You need to change topics/supervisor/lab

If you took a break from your thesis you may realise that you enjoy research but the topic you are currently researching is not sparking joy. Perhaps you may need to have an honest discussion with your supervisor (or perhaps a mentor). Think about which elements you like and which ones annoy you (a pros and cons list, if you will). It could be an easy fix, slightly tweaking the direction of your thesis. It could be a massive change (like changing topics, changing supervisors, or changing labs). But you may need to do something. It’s better than spending your days being guilty and accomplishing nothing.

You need to stop

Maybe you took a break and realised that research or academia is not for you. This excellent blog post  from the Thesis Whisperer discusses how poor supervisors typically are at discussing non-academic job options. Perhaps taking a look at this site might help. Or your institution might have career counsellors that can help you. Also, reach out on twitter for advice. I cannot recommend this enough. Getting that PhD may no longer be necessary for the career you want.
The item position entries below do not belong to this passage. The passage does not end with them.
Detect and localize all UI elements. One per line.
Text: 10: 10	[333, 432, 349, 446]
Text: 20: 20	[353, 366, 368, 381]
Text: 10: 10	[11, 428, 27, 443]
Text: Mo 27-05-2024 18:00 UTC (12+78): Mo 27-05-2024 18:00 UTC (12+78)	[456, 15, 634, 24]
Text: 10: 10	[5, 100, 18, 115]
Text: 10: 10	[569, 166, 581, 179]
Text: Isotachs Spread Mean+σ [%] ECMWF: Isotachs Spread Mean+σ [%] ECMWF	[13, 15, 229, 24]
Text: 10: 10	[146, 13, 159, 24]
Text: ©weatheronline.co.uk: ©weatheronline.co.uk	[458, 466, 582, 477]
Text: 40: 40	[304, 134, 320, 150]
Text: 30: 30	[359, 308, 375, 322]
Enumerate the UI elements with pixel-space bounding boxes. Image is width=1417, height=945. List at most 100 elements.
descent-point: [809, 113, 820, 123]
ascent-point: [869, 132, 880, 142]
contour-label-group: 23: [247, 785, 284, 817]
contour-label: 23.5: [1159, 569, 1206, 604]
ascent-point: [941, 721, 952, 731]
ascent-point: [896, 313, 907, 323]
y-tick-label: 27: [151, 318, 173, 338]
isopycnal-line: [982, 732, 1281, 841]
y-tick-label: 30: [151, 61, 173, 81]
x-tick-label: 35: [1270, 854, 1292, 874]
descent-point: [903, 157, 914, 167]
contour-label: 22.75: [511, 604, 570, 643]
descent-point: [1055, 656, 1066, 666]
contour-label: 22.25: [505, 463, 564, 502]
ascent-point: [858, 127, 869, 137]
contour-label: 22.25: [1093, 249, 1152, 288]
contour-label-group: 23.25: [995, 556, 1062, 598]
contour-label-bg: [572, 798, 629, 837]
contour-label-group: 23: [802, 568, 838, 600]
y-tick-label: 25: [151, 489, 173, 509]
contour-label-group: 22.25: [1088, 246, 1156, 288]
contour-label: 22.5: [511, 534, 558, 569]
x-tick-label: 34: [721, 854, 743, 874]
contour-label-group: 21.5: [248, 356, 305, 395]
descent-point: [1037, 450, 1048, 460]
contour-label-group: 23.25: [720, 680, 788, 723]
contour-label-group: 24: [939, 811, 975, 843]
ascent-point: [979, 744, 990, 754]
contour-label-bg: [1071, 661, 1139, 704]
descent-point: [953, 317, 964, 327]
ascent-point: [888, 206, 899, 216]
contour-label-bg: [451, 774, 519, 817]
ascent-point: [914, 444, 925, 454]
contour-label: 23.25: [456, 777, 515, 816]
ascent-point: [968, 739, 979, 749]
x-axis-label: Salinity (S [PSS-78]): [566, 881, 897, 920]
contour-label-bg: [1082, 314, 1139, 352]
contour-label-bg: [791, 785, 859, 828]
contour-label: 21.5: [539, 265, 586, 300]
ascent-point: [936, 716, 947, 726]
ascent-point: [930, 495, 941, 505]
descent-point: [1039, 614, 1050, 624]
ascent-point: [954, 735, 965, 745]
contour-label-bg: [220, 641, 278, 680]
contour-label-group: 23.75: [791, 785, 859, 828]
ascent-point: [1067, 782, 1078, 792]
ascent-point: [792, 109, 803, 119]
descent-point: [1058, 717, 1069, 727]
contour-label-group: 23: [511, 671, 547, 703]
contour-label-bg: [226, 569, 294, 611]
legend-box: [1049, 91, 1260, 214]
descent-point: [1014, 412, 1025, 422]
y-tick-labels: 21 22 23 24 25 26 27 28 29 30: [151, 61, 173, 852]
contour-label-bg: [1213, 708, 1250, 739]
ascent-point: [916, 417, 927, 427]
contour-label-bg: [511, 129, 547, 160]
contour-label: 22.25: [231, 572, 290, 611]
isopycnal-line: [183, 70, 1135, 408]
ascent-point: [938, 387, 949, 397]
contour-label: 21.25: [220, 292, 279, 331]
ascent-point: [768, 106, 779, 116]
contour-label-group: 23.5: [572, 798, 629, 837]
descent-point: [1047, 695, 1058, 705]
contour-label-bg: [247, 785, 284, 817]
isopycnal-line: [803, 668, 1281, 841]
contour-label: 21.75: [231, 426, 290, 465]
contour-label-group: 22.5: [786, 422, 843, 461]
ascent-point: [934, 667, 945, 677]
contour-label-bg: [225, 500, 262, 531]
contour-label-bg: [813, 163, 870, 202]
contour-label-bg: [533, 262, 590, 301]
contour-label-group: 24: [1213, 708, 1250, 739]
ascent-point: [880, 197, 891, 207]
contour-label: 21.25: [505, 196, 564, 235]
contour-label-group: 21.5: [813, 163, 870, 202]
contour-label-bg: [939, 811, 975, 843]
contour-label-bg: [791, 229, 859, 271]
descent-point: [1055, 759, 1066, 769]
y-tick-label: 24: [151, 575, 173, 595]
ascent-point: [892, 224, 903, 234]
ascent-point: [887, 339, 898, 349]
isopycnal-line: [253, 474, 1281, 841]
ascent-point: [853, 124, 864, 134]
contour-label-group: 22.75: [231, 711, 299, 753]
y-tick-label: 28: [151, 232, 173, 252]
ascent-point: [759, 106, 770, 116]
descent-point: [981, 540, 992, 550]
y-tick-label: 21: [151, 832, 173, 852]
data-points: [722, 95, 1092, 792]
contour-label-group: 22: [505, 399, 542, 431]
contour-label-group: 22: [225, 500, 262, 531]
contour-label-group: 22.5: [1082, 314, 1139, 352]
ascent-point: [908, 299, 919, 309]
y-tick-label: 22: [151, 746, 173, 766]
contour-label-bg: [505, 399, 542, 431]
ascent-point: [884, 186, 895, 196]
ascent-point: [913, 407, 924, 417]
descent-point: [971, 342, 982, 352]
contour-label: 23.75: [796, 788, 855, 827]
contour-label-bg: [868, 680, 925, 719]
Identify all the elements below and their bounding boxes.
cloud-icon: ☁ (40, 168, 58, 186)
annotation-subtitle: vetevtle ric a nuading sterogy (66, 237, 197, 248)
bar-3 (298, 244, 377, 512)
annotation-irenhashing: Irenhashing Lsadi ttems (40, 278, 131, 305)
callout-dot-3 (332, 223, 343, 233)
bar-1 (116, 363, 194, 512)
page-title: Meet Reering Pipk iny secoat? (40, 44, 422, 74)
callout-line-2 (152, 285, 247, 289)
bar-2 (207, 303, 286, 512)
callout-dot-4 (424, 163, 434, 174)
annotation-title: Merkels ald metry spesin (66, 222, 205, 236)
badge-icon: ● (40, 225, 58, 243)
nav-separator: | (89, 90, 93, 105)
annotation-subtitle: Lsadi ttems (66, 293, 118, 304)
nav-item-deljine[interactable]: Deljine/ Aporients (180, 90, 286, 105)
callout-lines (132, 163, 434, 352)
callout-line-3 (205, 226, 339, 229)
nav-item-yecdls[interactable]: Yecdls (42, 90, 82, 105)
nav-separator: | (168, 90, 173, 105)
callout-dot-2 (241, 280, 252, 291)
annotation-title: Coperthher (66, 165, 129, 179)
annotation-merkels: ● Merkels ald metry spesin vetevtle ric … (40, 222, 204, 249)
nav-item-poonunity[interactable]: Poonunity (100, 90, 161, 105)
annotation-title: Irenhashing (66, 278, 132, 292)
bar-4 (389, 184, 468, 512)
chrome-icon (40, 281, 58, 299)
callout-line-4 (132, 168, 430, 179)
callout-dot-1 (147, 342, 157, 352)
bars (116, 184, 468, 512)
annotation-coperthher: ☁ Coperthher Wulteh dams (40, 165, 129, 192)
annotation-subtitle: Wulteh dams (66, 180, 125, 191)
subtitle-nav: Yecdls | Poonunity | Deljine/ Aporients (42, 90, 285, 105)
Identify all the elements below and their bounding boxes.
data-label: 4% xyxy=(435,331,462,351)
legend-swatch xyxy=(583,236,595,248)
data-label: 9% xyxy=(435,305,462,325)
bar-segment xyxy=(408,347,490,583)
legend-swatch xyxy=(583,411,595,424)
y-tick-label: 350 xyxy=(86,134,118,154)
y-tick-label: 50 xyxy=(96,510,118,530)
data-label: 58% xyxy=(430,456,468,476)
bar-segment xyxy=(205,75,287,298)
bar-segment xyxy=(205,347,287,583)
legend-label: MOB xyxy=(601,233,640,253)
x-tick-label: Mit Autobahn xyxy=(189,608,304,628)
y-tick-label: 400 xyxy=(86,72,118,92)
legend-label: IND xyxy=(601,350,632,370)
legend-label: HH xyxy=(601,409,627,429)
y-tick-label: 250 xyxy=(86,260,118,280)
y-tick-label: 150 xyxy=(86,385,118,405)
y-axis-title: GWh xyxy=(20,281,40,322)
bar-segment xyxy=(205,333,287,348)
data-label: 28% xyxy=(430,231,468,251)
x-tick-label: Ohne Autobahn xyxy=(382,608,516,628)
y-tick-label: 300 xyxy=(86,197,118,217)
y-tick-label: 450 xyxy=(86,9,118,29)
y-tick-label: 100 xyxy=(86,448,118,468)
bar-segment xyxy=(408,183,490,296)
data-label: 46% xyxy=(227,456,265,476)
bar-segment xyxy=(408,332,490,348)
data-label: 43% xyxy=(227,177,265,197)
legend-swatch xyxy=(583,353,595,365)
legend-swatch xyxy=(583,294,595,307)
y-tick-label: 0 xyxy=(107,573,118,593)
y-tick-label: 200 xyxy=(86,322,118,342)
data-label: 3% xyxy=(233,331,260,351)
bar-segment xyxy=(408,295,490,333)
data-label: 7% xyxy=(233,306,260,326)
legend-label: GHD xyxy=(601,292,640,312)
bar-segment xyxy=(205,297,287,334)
You’re in a pandemic and everything is awful

Lastly, perhaps it has nothing to do with your thesis. It may be that you’re living through a pandemic. This article explains it beautifully. Your surge capacity has been depleted: “Surge capacity is a collection of adaptive systems — mental and physical — that humans draw on for short-term survival in acutely stressful situations, such as natural disasters.” The author describes how this surge capacity depletion is more likely to happen to high achievers (i.e., You!). Take a read of that article and it may help you gain some perspective on the situation. I know I took a lot from it.

In short, a break may fix your problems. You may rekindle that romance with your thesis and find your passion again. If it doesn’t, you might need to break up with your thesis or perhaps realise that we are living through *unprecedented times* and we’re all sitting at home waiting for the times to become precedented again.

Have you been in this situation? How did you resolve your thesis despair?